Metinlerdeki bazı örnekler doğrudan dua etmenin dışında “şikâyette  bulunma” ve “beddua etme, ilenme” manasını taşımaktadırlar:

        İhtiyat itmez misin andan ki ashab-ı niyaz

        Baş açup zârî kılup yirden göğe yalvaralar                    (Necatî Bey  Divânı, 134.)

Aynî adlı bir şairin Karaman Beyi Sultan Kasım’ın ölümü  [Şubat 1493] üzerine yazdığı mersiyede de baş aç- deyimi “şikâyet etmek”  manasında geçmektedir:

        Ey dirigâ kim cihan zulmün begayet eyledi

        Halk-ı ‘âlem baş açup andan şikâyet eyledi                  (UZLUK, 87).

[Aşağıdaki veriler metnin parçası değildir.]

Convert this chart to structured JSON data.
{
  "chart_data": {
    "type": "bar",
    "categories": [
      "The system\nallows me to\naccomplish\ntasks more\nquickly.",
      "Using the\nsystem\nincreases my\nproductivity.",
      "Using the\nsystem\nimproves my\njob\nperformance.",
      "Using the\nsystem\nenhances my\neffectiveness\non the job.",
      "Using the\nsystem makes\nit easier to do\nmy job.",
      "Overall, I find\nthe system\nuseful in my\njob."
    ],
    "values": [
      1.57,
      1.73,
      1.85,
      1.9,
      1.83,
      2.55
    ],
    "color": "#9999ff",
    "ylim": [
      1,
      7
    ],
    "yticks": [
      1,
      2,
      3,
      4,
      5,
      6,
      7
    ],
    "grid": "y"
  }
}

2.         Eski  Türklerde Defin Törenleri ve Yas

            İnsanoğlunun karşılaştığı en dehşet verici olay ölümdür. Dünyaya  gelmek insan nokta-i nazarından bakılınca tesadüfî gibi görünür; lâkin ölüm  muhakkaktır. Ölen bir insanın hissiyatını öğrenmek imkânından mahrumuz, ancak  sevdiği bir insanı kaybeden kişinin büyük acılar içine düştüğü malumdur. Ayrıca  kişinin bir gün ölüm meleğiyle muhakkak karşılaşacağını bilmesi de korku ve  dehşet vericidir. Böylece insanlar bu acı ve korkuyu hafifletebilmek veya ölüm  karşısında duydukları acıyı izhar edebilmek için bir takım törenlere baş  vururlar. Ölüme hazırlanma, ölünün tekfin ve techizi, gömülmesi, yas tutma vs.  esnasında zengin bir davranış ve inanış manzumesiyle karşılaşılır ki bunların  büyük bir kısmı dinden veya din yerine ikame edilen inançlardan  kaynaklanmaktadır. İslâmlık sonrası Türk toplumlarında da ölüm ve ölü  etrafında  icra edilen törenlerin (yas ve defin törenlerinin) büyük bir kısmı her ne kadar  İslâm diniyle bağlantılıysa da, ondan neşet etmeyen pek çok tören  ve inanış da  vardır. Bunlar Türklerin İslâm öncesi bağlı oldukları inanç sistemlerinin  bakiyeleridir. Bu inanç sistemlerindeki bazı törenler İslâmî bir kisveye  bürünerek varlıklarını sürdürmüşler, bazıları ise bir tören olarak icra edilme  değerlerini kaybedip deyimleşerek dilde izlerini muhafaza etmişlerdir.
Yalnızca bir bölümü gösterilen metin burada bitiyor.